The lack of interest in the lives of his men was most clearly seen in the Battle of Điện Biên Phủ, where he had to ask the French for a truce of several hours to remove the corpses that covered the hills of Beatriz. He was about to lose control over his men, who revolted before certain death or surrendered to the French despite being winning and knowing what would happen to them if they were discovered by their own.

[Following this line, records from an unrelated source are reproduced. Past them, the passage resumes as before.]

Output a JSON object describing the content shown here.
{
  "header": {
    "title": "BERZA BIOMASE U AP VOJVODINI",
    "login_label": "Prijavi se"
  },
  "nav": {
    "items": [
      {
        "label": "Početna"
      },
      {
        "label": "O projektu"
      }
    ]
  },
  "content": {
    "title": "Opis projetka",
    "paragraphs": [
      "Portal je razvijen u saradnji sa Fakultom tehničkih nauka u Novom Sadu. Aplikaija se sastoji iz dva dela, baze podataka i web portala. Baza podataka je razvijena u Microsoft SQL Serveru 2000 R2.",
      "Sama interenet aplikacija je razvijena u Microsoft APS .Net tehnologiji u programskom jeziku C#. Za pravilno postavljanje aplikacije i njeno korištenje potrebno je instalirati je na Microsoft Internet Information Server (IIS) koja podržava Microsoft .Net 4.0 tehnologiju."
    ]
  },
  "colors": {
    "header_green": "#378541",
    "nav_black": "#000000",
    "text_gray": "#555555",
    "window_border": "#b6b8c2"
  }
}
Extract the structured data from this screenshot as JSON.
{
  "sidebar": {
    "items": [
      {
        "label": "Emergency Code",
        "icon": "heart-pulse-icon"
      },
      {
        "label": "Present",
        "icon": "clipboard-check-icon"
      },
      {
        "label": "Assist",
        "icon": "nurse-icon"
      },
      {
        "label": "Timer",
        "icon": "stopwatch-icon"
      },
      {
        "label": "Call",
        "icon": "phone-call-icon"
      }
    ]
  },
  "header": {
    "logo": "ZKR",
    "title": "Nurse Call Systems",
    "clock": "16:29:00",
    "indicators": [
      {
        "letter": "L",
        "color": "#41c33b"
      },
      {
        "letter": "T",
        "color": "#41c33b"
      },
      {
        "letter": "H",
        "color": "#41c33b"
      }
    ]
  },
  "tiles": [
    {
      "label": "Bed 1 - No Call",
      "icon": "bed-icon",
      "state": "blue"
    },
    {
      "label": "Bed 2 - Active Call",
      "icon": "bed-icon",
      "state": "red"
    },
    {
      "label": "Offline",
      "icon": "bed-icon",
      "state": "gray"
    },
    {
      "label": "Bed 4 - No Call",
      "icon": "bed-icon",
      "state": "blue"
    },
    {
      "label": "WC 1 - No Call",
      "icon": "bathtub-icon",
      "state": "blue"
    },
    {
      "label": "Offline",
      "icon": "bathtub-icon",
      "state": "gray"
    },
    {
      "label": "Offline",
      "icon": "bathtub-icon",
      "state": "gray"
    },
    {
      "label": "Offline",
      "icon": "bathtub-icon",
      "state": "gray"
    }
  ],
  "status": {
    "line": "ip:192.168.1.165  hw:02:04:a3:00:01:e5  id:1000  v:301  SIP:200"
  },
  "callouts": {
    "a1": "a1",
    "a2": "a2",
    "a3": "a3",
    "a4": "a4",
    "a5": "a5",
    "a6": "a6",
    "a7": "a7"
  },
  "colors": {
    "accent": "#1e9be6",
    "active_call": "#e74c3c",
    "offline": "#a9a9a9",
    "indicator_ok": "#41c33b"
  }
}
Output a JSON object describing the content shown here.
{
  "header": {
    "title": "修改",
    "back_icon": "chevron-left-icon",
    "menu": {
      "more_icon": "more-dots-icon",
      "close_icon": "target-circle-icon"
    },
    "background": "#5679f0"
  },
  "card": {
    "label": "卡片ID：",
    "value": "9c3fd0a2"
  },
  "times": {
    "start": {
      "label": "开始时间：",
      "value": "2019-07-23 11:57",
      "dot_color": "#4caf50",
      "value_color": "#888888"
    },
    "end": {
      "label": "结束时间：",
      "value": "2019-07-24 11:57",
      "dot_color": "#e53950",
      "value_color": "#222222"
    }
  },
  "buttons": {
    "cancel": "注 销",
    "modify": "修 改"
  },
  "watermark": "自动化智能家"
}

Although Giáp would admit years later to feel relieved for not having to send massive charges, as his Chinese allies wanted, the truth is that, until he was aware of the danger in which his men were operating, he did not begin to dig ditches with which they could advance without being swept away by French machine guns.
This point, the use of "merciless" of his men to defeat his enemies, is also the subject of controversy. His patient and conscientious preparation of almost all the great performances he made is recognized. However, in the Tet Offensive he lost many men against a clearly superior army, an inferiority of which he was aware. What's more, even knowing that the Americans would counterattack with men and helicopters, he ordered the Vietcong to resist in the positions they had taken, condemning them to their practical annihilation. This point raises the question of whether it was an imprudence or mistake by Giáp, or a stratagem followed to get rid of an independent force under his command and based in the South.
His enemies also attribute crimes against humanity to him or to the leadership of Hanoi, to which he belonged, such as the Hue massacres, which took place during the Tet Offensive, which were clearly planned and patiently carried out against the representatives of the South Vietnamese authority who had murdered thousands of sympathizers of the Vietcong.
Despite these characteristics, General Võ Nguyên Giáp is considered a hero in his country and in many countries, because he managed to defeat the most powerful army in the world along the entire line, a model that many training guerrilla leaders later tried to imitate communist all over the world.